When he found out I was gambling he took off his cloth shoes to hit me. I dodged to the left and ducked to the right. I thought after he hit me a few times it would be over. I was surprised to find that my father, normally only active when coughing, became increasingly violent as he flailed me. I wasn’t a fly that was going to remain still while he tried to swat me. I restrained his hand and shouted, “Dad, what the fuck is wrong with you? If it weren’t for the fact that you’re the one who brought me into this world, I’d beat the hell out of you! Fucking relax!”
I held back his right hand, but Dad used his left hand to take off his right shoe. He was still bent on hitting me. I held on to his left hand so he couldn’t get close enough to strike. He was so angry that he trembled for a long while before crying out, “Bastard!”
“Go to hell!” I told him.
I pushed him with both hands, and he fell down into the corner against the wall.
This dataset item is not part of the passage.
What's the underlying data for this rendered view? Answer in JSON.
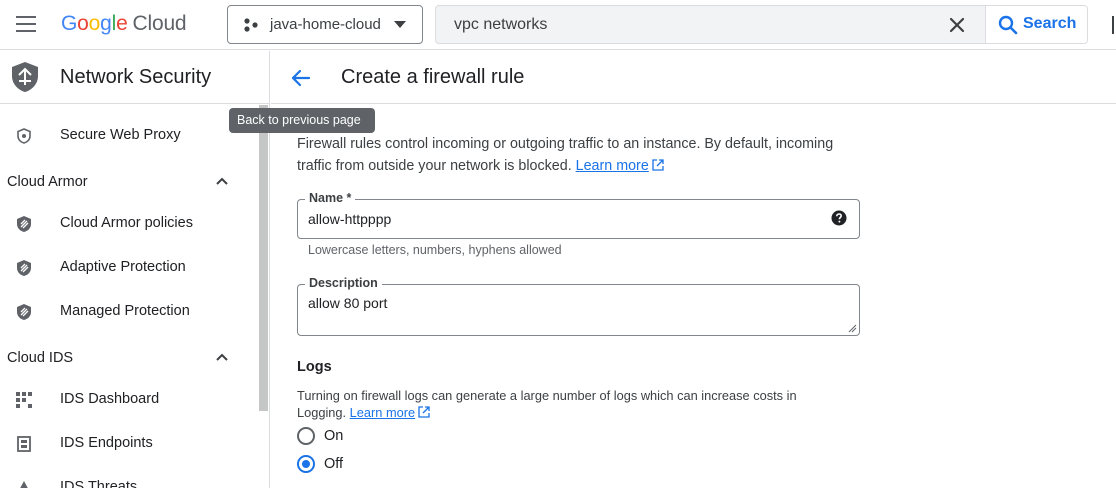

When I was young, I ate, drank, whored and gambled—I took part in every disreputable thing there was. The House of Qing was the whorehouse I used to go to. There was a fat prostitute there who really won my affection. When she walked, her fat butt was just like the two lanterns that hung outside, shaking from side to side. When she lay in bed she would wobble around. When I was pressed on top of her it felt like being asleep on a boat, rocking back and forth as I floated down a river. I would often have her carry me piggyback to go shopping—riding on her back was just like riding on the back of a horse.
Mr. Chen, my father-in-law, who was the owner of the rice store, always stood behind the counter wearing a black silk shirt. Whenever we were passing by his shop, I would pull that prostitute’s hair to tell her to stop. Then I would take off my hat and pay my respects to my father-in-law. “How have you been feeling lately?”
As I asked, my father-in-law’s face would look like a preserved egg. Me, I’d just giggle and continue on my way. Later my dad told me that on a few occasions my father-in-law was so angry with me it made him physically sick.